Since $A$ is non-empty, we can fix an arbitrary element of $A$, say $a$. Let $r$ be the number of subsets of $A$ that contain $a$, and $s$ be the number of subsets that don't. Then $$ \binom{n}{k} = r + s $$ because every subset either contains $a$ or doesn't.
We claim that $r=\binom{n-1}{k-1}$. Here is a decision process for counting sets that contain $a$:
We next claim that $s=\binom{n-1}{k}$. This has a one-step decision process: Just pick $k$ elements from the $n-1$ elements of $A$ that are not $a$. This completes the proof.
This identity leads us to the famous Pascal's Triangle, where we start by arranging the nontrivial binomial coefficients in the following infinite pattern: $$ \begin{matrix} &&&&&& \binom 0 0 &&&&&& \\ &&&&& \binom 1 0 && \binom 1 1 &&&&& \\ &&&& \binom 2 0 && \binom 2 1 && \binom 2 2 &&&& \\ &&& \binom 3 0 && \binom 3 1 && \binom 3 2 && \binom 3 3 &&& \\ && \binom 4 0 && \binom 4 1 && \binom 4 2 && \binom 4 3 && \binom 4 4 && \\ & \binom 5 0 && \binom 5 1 && \binom 5 2 && \binom 5 3 && \binom 5 4 && \binom 5 5 & \\ \binom 6 0 && \binom 6 1 && \binom 6 2 && \binom 6 3 && \binom 6 4 && \binom 6 5 && \binom 6 6 \end{matrix} $$ Filling in the values for the coefficients, the triangle looks like this: $$ \begin{matrix} &&&&&& 1 &&&&&& \\ &&&&& 1 && 1 &&&&& \\ &&&& 1 && 2 && 1 &&&& \\ &&& 1 && 3 && 3 && 1 &&& \\ && 1 && 4 && 6 && 4 && 1 && \\ & 1 && 5 && 10 && 10 && 5 && 1 & \\ 1 && 6 && 15 && 20 && 15 && 6 && 1 \end{matrix} $$ When viewed like this, it's easy to see how Pascal's identity is used to construct the following row: We just add the two adjacent entries and put the sum in the next row between them (and put $1$'s on the ends).

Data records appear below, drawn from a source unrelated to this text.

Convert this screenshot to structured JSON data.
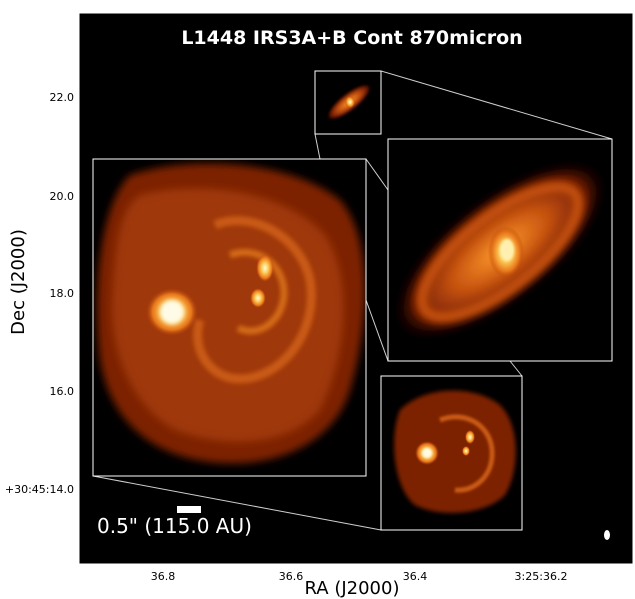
{
  "title": "L1448 IRS3A+B Cont 870micron",
  "axes": {
    "xlabel": "RA (J2000)",
    "ylabel": "Dec (J2000)",
    "x_ticks": [
      "36.8",
      "36.6",
      "36.4",
      "3:25:36.2"
    ],
    "y_ticks": [
      "22.0",
      "20.0",
      "18.0",
      "16.0",
      "+30:45:14.0"
    ]
  },
  "scalebar": {
    "label": "0.5\" (115.0 AU)"
  },
  "colors": {
    "background": "#000000",
    "frame": "#ffffff",
    "colormap": [
      "#000000",
      "#3a0800",
      "#7a1c02",
      "#b83f07",
      "#e26d12",
      "#ffb23a",
      "#fff6c8"
    ]
  },
  "panels": [
    {
      "name": "overview-inset",
      "content": "small bright elongated source IRS3A (tilted disk)"
    },
    {
      "name": "zoom-irs3a",
      "content": "IRS3A inclined disk with bright compact center"
    },
    {
      "name": "zoom-irs3b",
      "content": "IRS3B spiral-armed disk with two compact sources"
    },
    {
      "name": "zoom-irs3b-large",
      "content": "enlarged IRS3B spiral disk"
    }
  ]
}
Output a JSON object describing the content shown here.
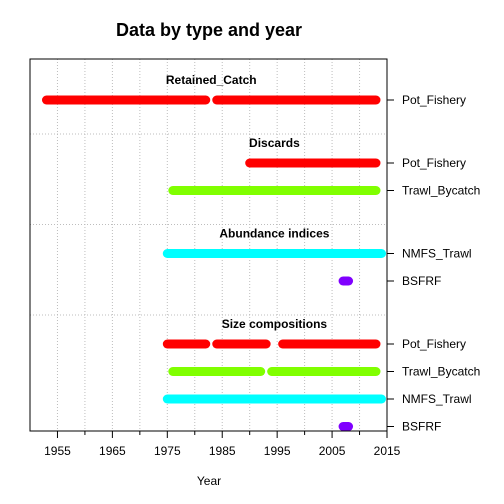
{
  "chart_data": {
    "type": "timeline",
    "title": "Data by type and year",
    "xlabel": "Year",
    "ylabel": "",
    "xlim": [
      1950,
      2015
    ],
    "xticks": [
      1955,
      1965,
      1975,
      1985,
      1995,
      2005,
      2015
    ],
    "grid": true,
    "sections": [
      {
        "label": "Retained_Catch",
        "rows": [
          {
            "fleet": "Pot_Fishery",
            "color": "#ff0000",
            "segments": [
              [
                1953,
                1982
              ],
              [
                1984,
                2013
              ]
            ]
          }
        ]
      },
      {
        "label": "Discards",
        "rows": [
          {
            "fleet": "Pot_Fishery",
            "color": "#ff0000",
            "segments": [
              [
                1990,
                2013
              ]
            ]
          },
          {
            "fleet": "Trawl_Bycatch",
            "color": "#80ff00",
            "segments": [
              [
                1976,
                2013
              ]
            ]
          }
        ]
      },
      {
        "label": "Abundance indices",
        "rows": [
          {
            "fleet": "NMFS_Trawl",
            "color": "#00ffff",
            "segments": [
              [
                1975,
                2014
              ]
            ]
          },
          {
            "fleet": "BSFRF",
            "color": "#8000ff",
            "segments": [
              [
                2007,
                2008
              ]
            ]
          }
        ]
      },
      {
        "label": "Size compositions",
        "rows": [
          {
            "fleet": "Pot_Fishery",
            "color": "#ff0000",
            "segments": [
              [
                1975,
                1982
              ],
              [
                1984,
                1993
              ],
              [
                1996,
                2013
              ]
            ]
          },
          {
            "fleet": "Trawl_Bycatch",
            "color": "#80ff00",
            "segments": [
              [
                1976,
                1992
              ],
              [
                1994,
                2013
              ]
            ]
          },
          {
            "fleet": "NMFS_Trawl",
            "color": "#00ffff",
            "segments": [
              [
                1975,
                2014
              ]
            ]
          },
          {
            "fleet": "BSFRF",
            "color": "#8000ff",
            "segments": [
              [
                2007,
                2008
              ]
            ]
          }
        ]
      }
    ]
  }
}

This arrangement leads us to even more interesting identities or interpretations of identities with respect to the triangle. For example, Theorem 15.1 is just the sum of the $n$th row of the triangle.
The following identity is due to Alexandre-Théophile Vandermonde from the late 1700s.
For all $n,m \geq k \gt 0$, $$ \binom{m+n}{k} = \sum_{i=0}^k \binom{m}{i} \binom{n}{k-i}.$$
If we have disjoint sets $A$ and $B$ with $|A| = m$ and $|B| = n$, then $\binom{m+n}{k}$ is the number of subsets of $A \cup B$ of size $k$.
We can consider this decision process choosing an $k$-element subset of $A \cup B$. Beware that this decision process gives a tree that is not "regular", meaning that we cannot directly use the Multiplication Rule.
To see that this process counts every outcome exactly once, observe that any subset of $k$ elements from $A\cup B$ has $i$ elements from $A$ and $k-i$ elements from $B$ for some $i$.
Note that our decision in the first stage affects the number of options in the later stages, so we need to be careful. After we select $i$ however, the rest is regular: There are $\binom{m}{i}\binom{n}{k-i}$ leaves under this part of our tree. Now we apply the Addition Rule, and add up these counts as $i$ ranges from $0$ to $k$ to get the theorem.
The following interesting fact follows from Vandermonde's identity.
Using Vandermonde's identity, we set $m = k = n$ to get $$\binom{2n}{n} = \sum_{i=0}^n \binom{n}{n-k} \binom n k.$$ Then we observe that $\binom{n}{n-k} = \binom n k$.